1‧‧‧roll-to-roll printing device

2‧‧‧ Delivery Unit

2R‧‧‧ Submit Volume

3‧‧‧printing unit

4‧‧‧ Winding unit

4R‧‧‧ Coil

20‧‧‧Ink supply member

30‧‧‧ Lamination

32‧‧‧Printing Department

40‧‧‧ version cylinder

60‧‧‧Pressed cylinder

72‧‧‧free volume

76‧‧‧Pressed cylinder actuator

78‧‧‧ tension sensor (tension detection device)

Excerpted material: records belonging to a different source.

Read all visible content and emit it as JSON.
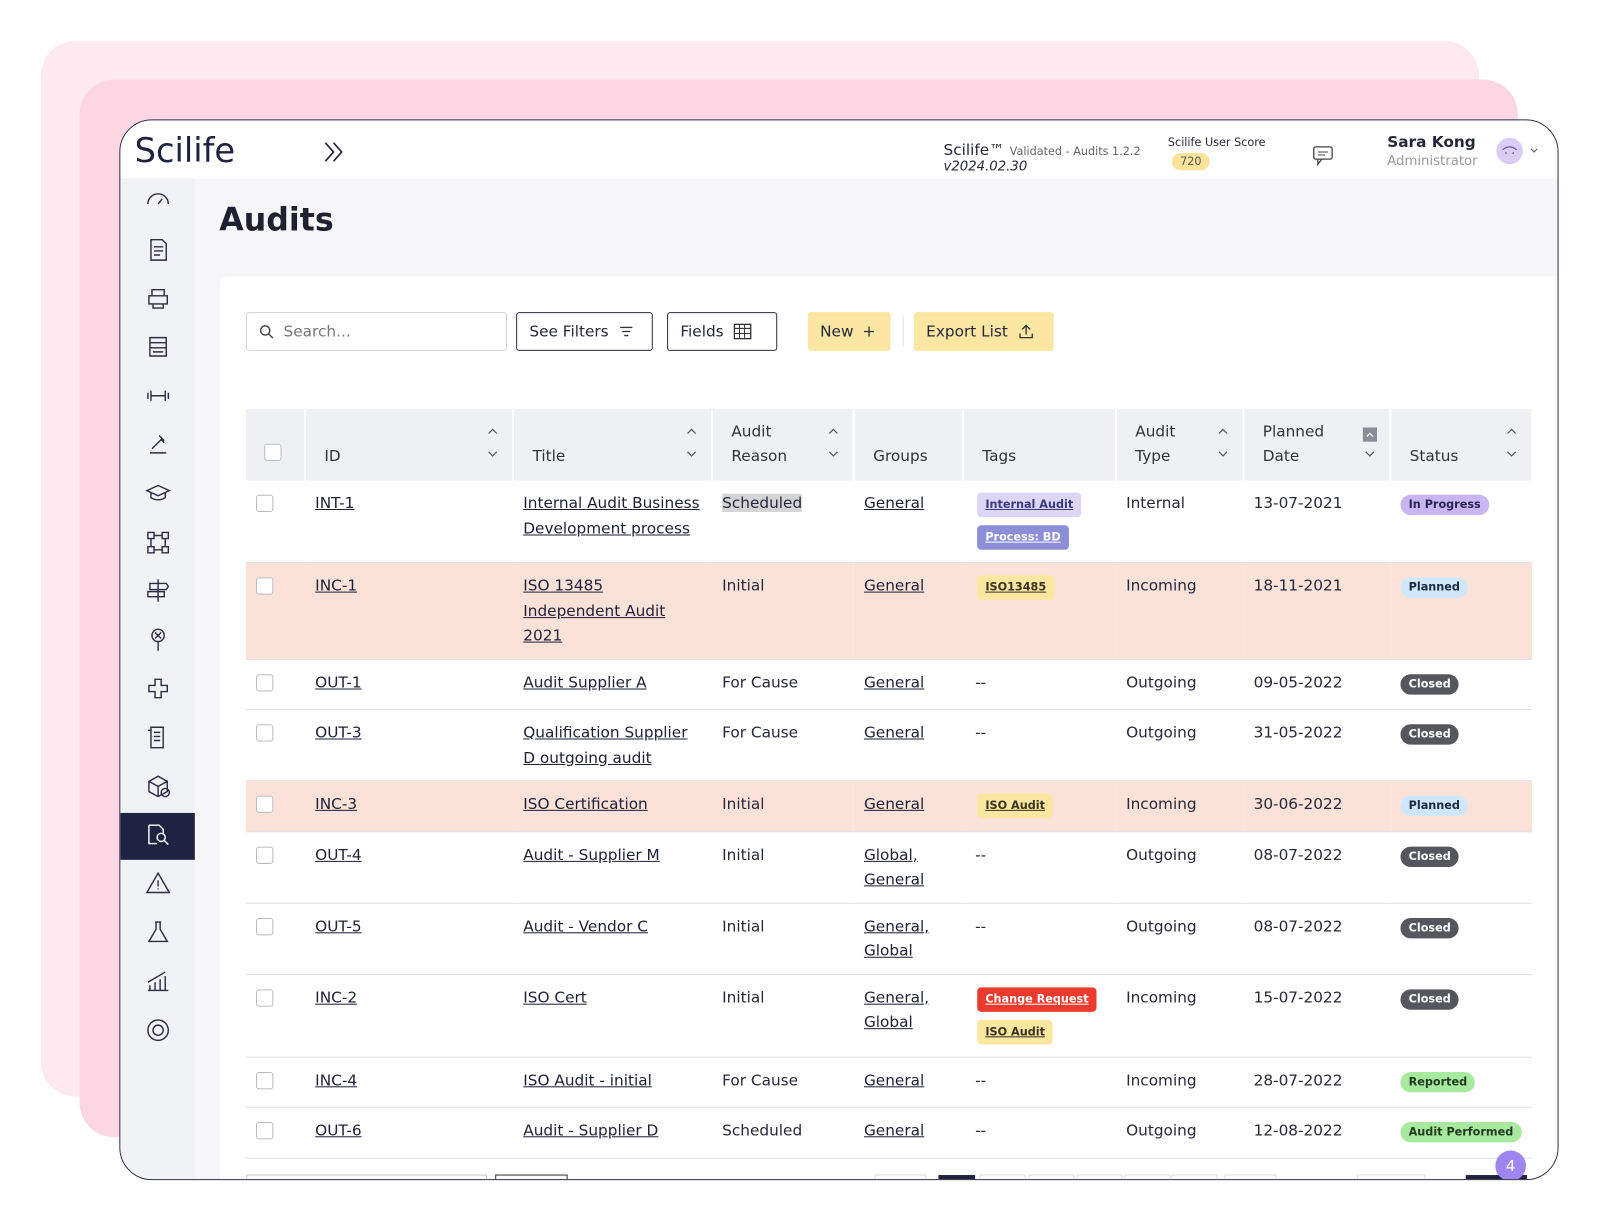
{
  "header": {
    "logo": "Scilife",
    "product": "Scilife™",
    "validation": "Validated - Audits 1.2.2",
    "version": "v2024.02.30",
    "score_label": "Scilife User Score",
    "score": 720,
    "user_name": "Sara Kong",
    "user_role": "Administrator"
  },
  "page_title": "Audits",
  "toolbar": {
    "search_placeholder": "Search...",
    "filters": "See Filters",
    "fields": "Fields",
    "new": "New",
    "export": "Export List"
  },
  "table": {
    "columns": [
      "ID",
      "Title",
      "Audit Reason",
      "Groups",
      "Tags",
      "Audit Type",
      "Planned Date",
      "Status"
    ],
    "rows": [
      {
        "id": "INT-1",
        "title": "Internal Audit Business Development process",
        "reason": "Scheduled",
        "reason_highlight": true,
        "groups": "General",
        "tags": [
          {
            "label": "Internal Audit",
            "color": "#ddd6f7",
            "text_color": "#3b3a7a"
          },
          {
            "label": "Process: BD",
            "color": "#8c8fd8",
            "text_color": "#ffffff"
          }
        ],
        "type": "Internal",
        "date": "13-07-2021",
        "status": {
          "label": "In Progress",
          "color": "#c8b6f4",
          "text_color": "#2a2350"
        }
      },
      {
        "id": "INC-1",
        "title": "ISO 13485 Independent Audit 2021",
        "reason": "Initial",
        "groups": "General",
        "tags": [
          {
            "label": "ISO13485",
            "color": "#fbe7a0",
            "text_color": "#3a3320"
          }
        ],
        "type": "Incoming",
        "date": "18-11-2021",
        "status": {
          "label": "Planned",
          "color": "#cfe7fa",
          "text_color": "#1d2a40"
        },
        "highlight": true
      },
      {
        "id": "OUT-1",
        "title": "Audit Supplier A",
        "reason": "For Cause",
        "groups": "General",
        "tags": "--",
        "type": "Outgoing",
        "date": "09-05-2022",
        "status": {
          "label": "Closed",
          "color": "#55575c",
          "text_color": "#ffffff"
        }
      },
      {
        "id": "OUT-3",
        "title": "Qualification Supplier D outgoing audit",
        "reason": "For Cause",
        "groups": "General",
        "tags": "--",
        "type": "Outgoing",
        "date": "31-05-2022",
        "status": {
          "label": "Closed",
          "color": "#55575c",
          "text_color": "#ffffff"
        }
      },
      {
        "id": "INC-3",
        "title": "ISO Certification",
        "reason": "Initial",
        "groups": "General",
        "tags": [
          {
            "label": "ISO Audit",
            "color": "#fbe7a0",
            "text_color": "#3a3320"
          }
        ],
        "type": "Incoming",
        "date": "30-06-2022",
        "status": {
          "label": "Planned",
          "color": "#cfe7fa",
          "text_color": "#1d2a40"
        },
        "highlight": true
      },
      {
        "id": "OUT-4",
        "title": "Audit - Supplier M",
        "reason": "Initial",
        "groups": "Global, General",
        "tags": "--",
        "type": "Outgoing",
        "date": "08-07-2022",
        "status": {
          "label": "Closed",
          "color": "#55575c",
          "text_color": "#ffffff"
        }
      },
      {
        "id": "OUT-5",
        "title": "Audit - Vendor C",
        "reason": "Initial",
        "groups": "General, Global",
        "tags": "--",
        "type": "Outgoing",
        "date": "08-07-2022",
        "status": {
          "label": "Closed",
          "color": "#55575c",
          "text_color": "#ffffff"
        }
      },
      {
        "id": "INC-2",
        "title": "ISO Cert",
        "reason": "Initial",
        "groups": "General, Global",
        "tags": [
          {
            "label": "Change Request",
            "color": "#ea3b2e",
            "text_color": "#ffffff"
          },
          {
            "label": "ISO Audit",
            "color": "#fbe7a0",
            "text_color": "#3a3320"
          }
        ],
        "type": "Incoming",
        "date": "15-07-2022",
        "status": {
          "label": "Closed",
          "color": "#55575c",
          "text_color": "#ffffff"
        }
      },
      {
        "id": "INC-4",
        "title": "ISO Audit - initial",
        "reason": "For Cause",
        "groups": "General",
        "tags": "--",
        "type": "Incoming",
        "date": "28-07-2022",
        "status": {
          "label": "Reported",
          "color": "#a8e9a0",
          "text_color": "#1e3b1c"
        }
      },
      {
        "id": "OUT-6",
        "title": "Audit - Supplier D",
        "reason": "Scheduled",
        "groups": "General",
        "tags": "--",
        "type": "Outgoing",
        "date": "12-08-2022",
        "status": {
          "label": "Audit Performed",
          "color": "#a8e9a0",
          "text_color": "#1e3b1c"
        }
      }
    ]
  },
  "help_badge": 4
}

80‧‧‧ tension control device

82‧‧‧Bouncer

84‧‧‧beating actuator

85‧‧‧feed roll

B‧‧‧ substrate

C1 (s) ‧‧‧controller

C2 (s) ‧‧‧controller

d (t) ‧‧‧Interfering signal

GTr * (s) ‧‧‧ Ideal response of closed-loop system

M1 (s) ‧‧‧ mode

P1 (s) ‧‧‧transfer function

P2 (s) ‧‧‧transfer function

r (t) ‧‧‧ target reference input

u2‧‧‧beating actuator

FIG. 1 is a diagram showing an outline of each device constituting a roll-to-roll printing device and a transport path of a substrate (film). FIG. 2 is a diagram showing a control mode in the first method of heightening the tension control in the roll-to-roll printing apparatus. FIG. 3 is a diagram showing a control mode in a second method of heightening the tension control in the roll-to-roll printing apparatus. FIG. 4 is a diagram showing a control mode in a third method of heightening the tension control in the roll-to-roll printing apparatus.

Claims (3)

A roll-to-roll printing device is a device for seamlessly printing the above-mentioned substrate in a roll-to-roll manner. The printing device includes: a sending unit that sends out the substrate; and a printing unit that performs the above substrate sent from the sending unit. Printing; and a winding unit that winds the substrate printed by the printing unit; and includes: a drive roll that supplies the substrate to the printing section; a drive roll actuator that rotates the drive roll; An actuator arranged between the driving roll and the driving roll, changing the path length of the substrate to change the tension of the substrate; a tension detecting device that detects the tension of the substrate; and a tension control device, According to the detection result of the tension detection device, it controls the drive roll actuator and the jump actuator to compensate the tension variation of the substrate; and when the tension control device compensates the tension variation of the substrate, the above-mentioned drive is used. The coil actuator is roughly controlled, and the above-mentioned beating actuator is carefully controlled. For example, the roll-to-roll printing device of claim 1, wherein the above-mentioned jump actuator is disposed between two consecutive drive rolls. For example, the roll-to-roll printing device of claim 2, wherein the tension control device performs feedback control on the drive roll actuator of the drive roll disposed in front of the jump actuator through the runout actuator, and Feed-forward control is performed on the above-mentioned drive coil actuator of the above-mentioned drive coil, which is arranged at the rear stage of the bounce actuator.